I suspected there might eventually be more to say on the matter, but I left it at that.
12.
In the months ahead, when we were granted weekend leave, Glynnis and I went to see her mother. While Glynnis went off to procure whatever her mother needed, I stayed and read. First we read Lear, and then the rest, from Timon of Athens to Titus Andronicus, from All’s Well That Ends Well all the way to The Merchant of Venice, where we paused as Shylock asks, so pained, If you prick us, do we not bleed? If you wrong us, shall we not revenge?
When Glynnis grew tired and returned, I would survey the cave myself, while Glynnis and her mother talked, or read from the plays as well, though having grown up with them, Glynnis surely didn’t have the same patience for her mother’s proclivities that I did. I wouldn’t say I came to know its every recess, but the cave itself came to be a kind of holiday home for us.
And without our quite knowing when it had happened so fully, Glynnis and I had taken to each other. We made love quietly on weeknights when we could. While her face bore that constellation of freckles, when her shirt came off, I found that every inch of her skin not touched by the sun was wholly white. I liked to turn on a lamp in the corner of her small room near the hospital when we undressed. In the quiet after we’d disentangled I heard about her childhood. She’d grown up on a dairy farm, her family one of modest means. After watching her parents’ husbandry of their cattle—“I’d seen more pink bleating calves pulled from their mothers by the age of ten than one should see in a lifetime,” Glynnis said — she came to decide that medicine attracted her. Not just medicine but also the birthing process. She began her training as a midwife soon after leaving her parents’ home. But then the war threatened, and now she was a handful of years into working as a nurse.

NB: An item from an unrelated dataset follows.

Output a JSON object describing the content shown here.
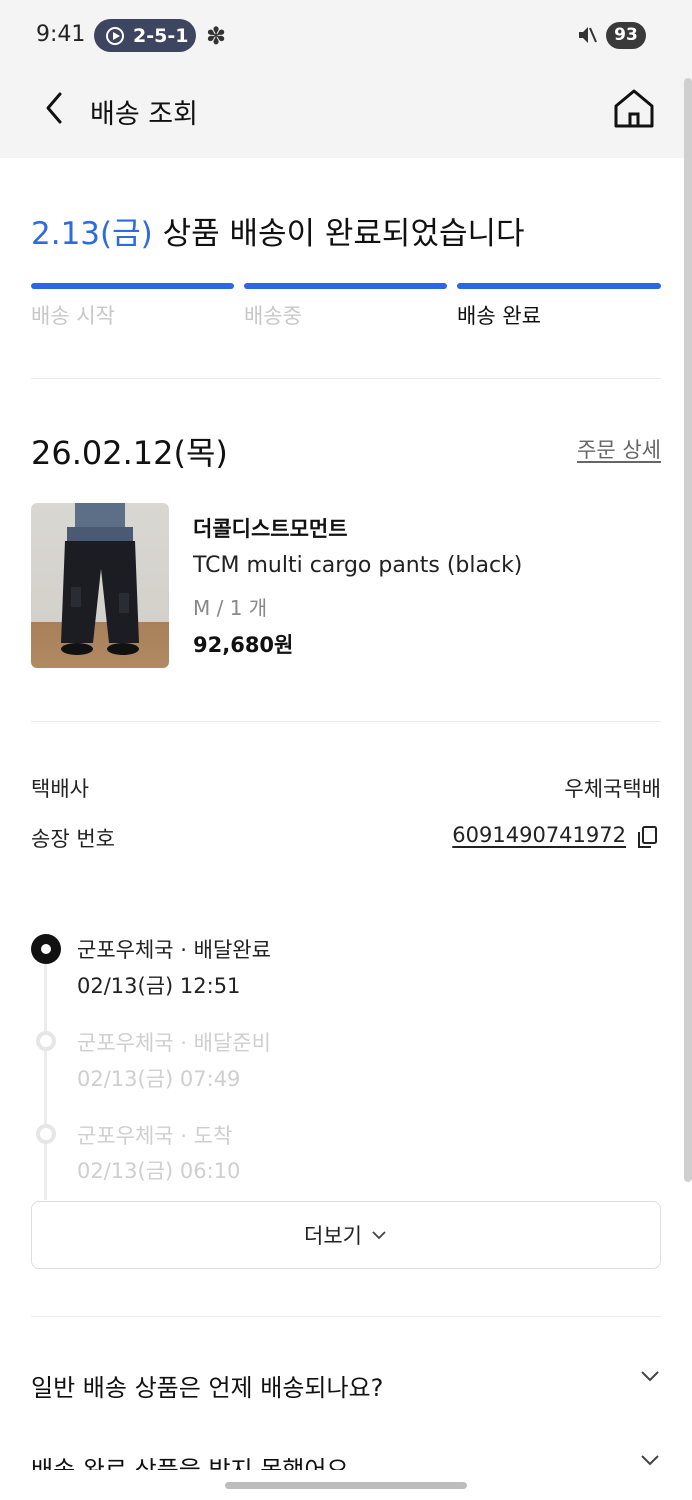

“It’s a funny transition, innit?” Glynnis said. I told her I didn’t follow her meaning. “I wanted to be in a hospital helping to bring new life into the world. Here were are in London watching it taken.”
“You’re doing exactly what you should be doing now,” I said. “The war will end one day, and you’ll go back to it.”
“I suppose. And you, Poxl West? What will you do when the war you’re so certain will end does end?”
I didn’t want to tell her that I didn’t know, so I gave her an answer somewhere in between.
“Before this war is over, Glynnis Goldring, I will fly for the RAF.” It wasn’t the first she’d heard of this desire, but I suppose it was the most clearly she’d heard it.
“And what will become of me while you’re off flying?” she said.
“The same thing that becomes of you now. Or you’ll come with me, come work for the Women’s Auxiliary.”
“I don’t want to leave here,” Glynnis said. And for a time we left it at that. We stopped speaking and held each other tight. After hours on Mrs. Goldring’s pallet there was something almost too ordered about Glynnis’s bed — there was no sense of being thrown off by the gravity of the shifting world, no feeling of the disruption that a dim cave can bring.
So more often than not we found ourselves back in that cave on every weekend pass we could procure. I liked to carry a lamp with us on those weekends when we went to see Mrs. Goldring and observe every cave room there was. I learned after the war that as many as eight thousand Britons had set up camp there, and by springtime they’d moved beyond a dining room and sleeping areas. Deep in the paths water had borne through the rock over many thousands of years, through a passageway so tight one felt one might be stuck until one starved to death, a ballroom had been constructed. Some boy small enough to pass through the crevice along with a small chandelier had brought tools as well, and near the top of the cave ceiling, he had installed that glimmering glass. An old Victrola was powered by a hand crank in a far corner of the room.